The importance of parenchymal preservation during pulmonary surgery was realized over 50 years ago when descriptions of bronchial resection and reconstruction were first published.1–3 Since then, considerable technical refinement and anatomic insight have expanded indications for lung-sparing operations. Bronchoplastic resections form one category of these procedures with a unique set of indications. These operations are technically more demanding than standard anatomic pulmonary resections, although, the additional time spent performing these procedures is justly rewarded in considerable functional lung preservation.
The terms bronchoplasty and bronchoplastic resection have been applied to a wide variety of operations of main or lobar bronchi. The operations usually involve a concomitant parenchymal resection; resection and reconstruction of the bronchus alone is quite rare. Bronchoplasty refers to resection and reconstruction of a lobar bronchial orifice (e.g., right upper lobe) without removing a segment of main bronchus. This is in contradistinction to a “sleeve” resection in which a circumferential portion (or sleeve) of a central bronchus is included as part of the operation. Because of the gaps that sleeve resections create in the target airways, release maneuvers (to reduce tension on the anastomosis) are usually necessary.

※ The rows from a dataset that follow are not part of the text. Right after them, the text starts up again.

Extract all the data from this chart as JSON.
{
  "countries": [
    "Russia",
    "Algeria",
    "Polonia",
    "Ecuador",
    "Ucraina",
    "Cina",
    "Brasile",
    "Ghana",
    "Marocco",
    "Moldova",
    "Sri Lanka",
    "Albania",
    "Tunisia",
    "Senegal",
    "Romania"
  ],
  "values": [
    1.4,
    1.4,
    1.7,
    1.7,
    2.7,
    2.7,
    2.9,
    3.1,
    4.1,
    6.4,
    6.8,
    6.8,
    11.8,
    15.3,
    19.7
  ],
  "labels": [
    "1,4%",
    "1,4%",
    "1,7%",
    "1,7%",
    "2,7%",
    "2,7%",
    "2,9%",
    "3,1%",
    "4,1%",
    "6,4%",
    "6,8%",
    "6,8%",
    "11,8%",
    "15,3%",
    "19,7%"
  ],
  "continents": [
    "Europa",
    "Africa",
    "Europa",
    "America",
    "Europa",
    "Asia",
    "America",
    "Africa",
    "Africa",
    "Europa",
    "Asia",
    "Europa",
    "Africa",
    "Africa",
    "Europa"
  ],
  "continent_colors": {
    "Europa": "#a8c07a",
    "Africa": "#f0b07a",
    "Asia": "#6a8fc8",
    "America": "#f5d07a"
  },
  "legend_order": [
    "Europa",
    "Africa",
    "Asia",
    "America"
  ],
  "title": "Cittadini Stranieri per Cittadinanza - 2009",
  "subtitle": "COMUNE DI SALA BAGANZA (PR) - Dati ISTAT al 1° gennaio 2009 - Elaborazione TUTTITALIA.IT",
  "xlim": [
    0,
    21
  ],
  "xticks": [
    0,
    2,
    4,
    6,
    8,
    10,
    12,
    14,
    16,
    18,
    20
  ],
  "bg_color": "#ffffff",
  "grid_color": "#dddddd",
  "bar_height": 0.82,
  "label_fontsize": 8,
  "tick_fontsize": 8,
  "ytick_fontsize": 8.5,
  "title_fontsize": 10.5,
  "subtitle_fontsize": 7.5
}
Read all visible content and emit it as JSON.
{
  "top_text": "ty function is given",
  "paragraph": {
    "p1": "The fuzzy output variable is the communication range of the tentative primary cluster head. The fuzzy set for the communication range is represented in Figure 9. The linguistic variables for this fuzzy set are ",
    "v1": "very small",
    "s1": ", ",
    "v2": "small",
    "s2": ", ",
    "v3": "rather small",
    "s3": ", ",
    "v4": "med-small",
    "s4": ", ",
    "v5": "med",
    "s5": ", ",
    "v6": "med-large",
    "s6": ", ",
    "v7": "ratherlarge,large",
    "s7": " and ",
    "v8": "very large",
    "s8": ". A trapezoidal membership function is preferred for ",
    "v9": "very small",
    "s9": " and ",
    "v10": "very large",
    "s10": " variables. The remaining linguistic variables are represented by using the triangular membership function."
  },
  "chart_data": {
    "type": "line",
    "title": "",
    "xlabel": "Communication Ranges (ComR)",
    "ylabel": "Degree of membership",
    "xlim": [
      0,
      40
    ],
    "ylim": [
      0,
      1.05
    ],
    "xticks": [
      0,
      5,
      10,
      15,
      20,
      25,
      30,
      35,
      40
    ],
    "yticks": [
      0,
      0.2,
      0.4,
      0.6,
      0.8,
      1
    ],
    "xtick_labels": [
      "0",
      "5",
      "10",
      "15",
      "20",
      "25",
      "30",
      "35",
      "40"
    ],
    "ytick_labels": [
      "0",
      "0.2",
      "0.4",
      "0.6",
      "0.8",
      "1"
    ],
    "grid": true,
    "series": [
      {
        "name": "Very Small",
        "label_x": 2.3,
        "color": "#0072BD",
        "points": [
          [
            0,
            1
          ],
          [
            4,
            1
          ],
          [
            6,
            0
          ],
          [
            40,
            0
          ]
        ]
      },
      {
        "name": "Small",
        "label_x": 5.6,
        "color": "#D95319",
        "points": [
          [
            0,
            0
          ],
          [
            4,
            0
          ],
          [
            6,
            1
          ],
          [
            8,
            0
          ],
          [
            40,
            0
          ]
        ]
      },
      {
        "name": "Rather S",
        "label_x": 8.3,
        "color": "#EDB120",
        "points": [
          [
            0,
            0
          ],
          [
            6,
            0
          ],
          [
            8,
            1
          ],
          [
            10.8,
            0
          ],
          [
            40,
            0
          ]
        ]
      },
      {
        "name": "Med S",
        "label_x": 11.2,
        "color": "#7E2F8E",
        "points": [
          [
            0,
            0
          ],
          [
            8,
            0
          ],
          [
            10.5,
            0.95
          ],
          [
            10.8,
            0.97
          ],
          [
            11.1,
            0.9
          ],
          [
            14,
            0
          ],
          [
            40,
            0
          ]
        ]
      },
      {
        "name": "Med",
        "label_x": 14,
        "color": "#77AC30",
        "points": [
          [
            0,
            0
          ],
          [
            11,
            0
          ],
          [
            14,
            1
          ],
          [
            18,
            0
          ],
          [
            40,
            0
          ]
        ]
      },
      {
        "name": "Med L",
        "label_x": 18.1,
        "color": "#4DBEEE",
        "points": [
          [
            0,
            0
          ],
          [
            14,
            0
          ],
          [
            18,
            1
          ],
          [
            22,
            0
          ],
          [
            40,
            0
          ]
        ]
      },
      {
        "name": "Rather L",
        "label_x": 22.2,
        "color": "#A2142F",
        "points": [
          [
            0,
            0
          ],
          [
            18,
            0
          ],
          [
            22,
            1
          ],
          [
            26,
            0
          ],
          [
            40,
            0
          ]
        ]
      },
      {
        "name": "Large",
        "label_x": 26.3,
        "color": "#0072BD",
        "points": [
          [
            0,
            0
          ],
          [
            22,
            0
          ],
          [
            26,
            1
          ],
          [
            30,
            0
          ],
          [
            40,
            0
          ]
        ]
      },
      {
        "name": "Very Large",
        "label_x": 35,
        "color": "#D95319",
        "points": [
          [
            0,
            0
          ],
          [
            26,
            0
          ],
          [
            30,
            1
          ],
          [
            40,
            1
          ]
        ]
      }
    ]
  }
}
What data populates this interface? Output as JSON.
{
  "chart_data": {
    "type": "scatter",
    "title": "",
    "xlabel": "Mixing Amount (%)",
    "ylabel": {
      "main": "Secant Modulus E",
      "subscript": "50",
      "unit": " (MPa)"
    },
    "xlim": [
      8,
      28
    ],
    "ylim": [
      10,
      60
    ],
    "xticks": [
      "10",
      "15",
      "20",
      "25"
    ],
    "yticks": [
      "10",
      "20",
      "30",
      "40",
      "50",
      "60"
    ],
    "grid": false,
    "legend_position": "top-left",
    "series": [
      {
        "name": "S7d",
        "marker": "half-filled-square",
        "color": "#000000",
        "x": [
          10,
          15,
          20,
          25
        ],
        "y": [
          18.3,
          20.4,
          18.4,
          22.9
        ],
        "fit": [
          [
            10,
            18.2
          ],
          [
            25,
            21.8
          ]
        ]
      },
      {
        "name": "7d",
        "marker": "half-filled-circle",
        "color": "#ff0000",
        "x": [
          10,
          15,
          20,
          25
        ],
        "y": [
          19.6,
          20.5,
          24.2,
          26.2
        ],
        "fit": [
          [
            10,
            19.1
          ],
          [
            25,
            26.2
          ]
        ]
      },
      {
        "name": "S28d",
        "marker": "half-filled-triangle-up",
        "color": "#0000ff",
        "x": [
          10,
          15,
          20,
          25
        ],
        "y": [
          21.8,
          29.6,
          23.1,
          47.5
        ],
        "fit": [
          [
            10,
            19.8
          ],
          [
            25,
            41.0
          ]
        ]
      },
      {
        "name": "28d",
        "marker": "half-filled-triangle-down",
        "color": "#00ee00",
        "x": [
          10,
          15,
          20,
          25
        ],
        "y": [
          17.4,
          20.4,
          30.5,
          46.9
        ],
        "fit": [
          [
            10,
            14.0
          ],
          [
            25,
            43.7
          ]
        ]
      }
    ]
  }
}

The standard indication for bronchoplastic resection is an endobronchial lesion emanating from either the main bronchus itself or a lobar bronchus with main bronchus encroachment. The extent of the diseased area must allow for safe reconstruction when margins are considered. Etiology is often a low-grade neoplasm such as typical carcinoid or mucoepidermoid cancer4 or, rarely, isolated bronchial stenosis secondary to granulomatous disease, trauma, caustic injury, foreign body, or benign neoplasm.5,6 Bronchoplastic resections can be applied to more invasive cancers, that is, non–small-cell lung cancer (NSCLC) or metastases, when trying to spare lung parenchyma in a patient with marginal pulmonary function. While lung is preserved, oncologic principles, namely, achieving a complete resection (including a negative margin), must not be compromised.7 Positive margins are not an acceptable alternative to complete resection.
The issue of N1/N2 lymph node involvement clearly complicates the decision to proceed with a lung-sparing bronchoplastic resection versus pneumonectomy or bilobectomy. To date, there are no data to suggest that larger parenchymal resections provide a higher cure rate for stage II or stage III lung cancer. Therefore, bronchoplasty can be performed for stage II or stage III lung cancer as long as a complete resection can be obtained. In addition, data from several European studies of neoadjuvant chemotherapy and/or radiation therapy suggest that a bronchoplastic resection can be performed without additional morbidity. Of note, radiation therapy completed more than 3 months before the resection considerably increases the technical difficulty and should be considered high risk. Few definitive contraindications exist for bronchoplastic or sleeve resection techniques as long as the patient's performance status allows. One should know in advance whether pneumonectomy is an option in case the sleeve is technically not feasible.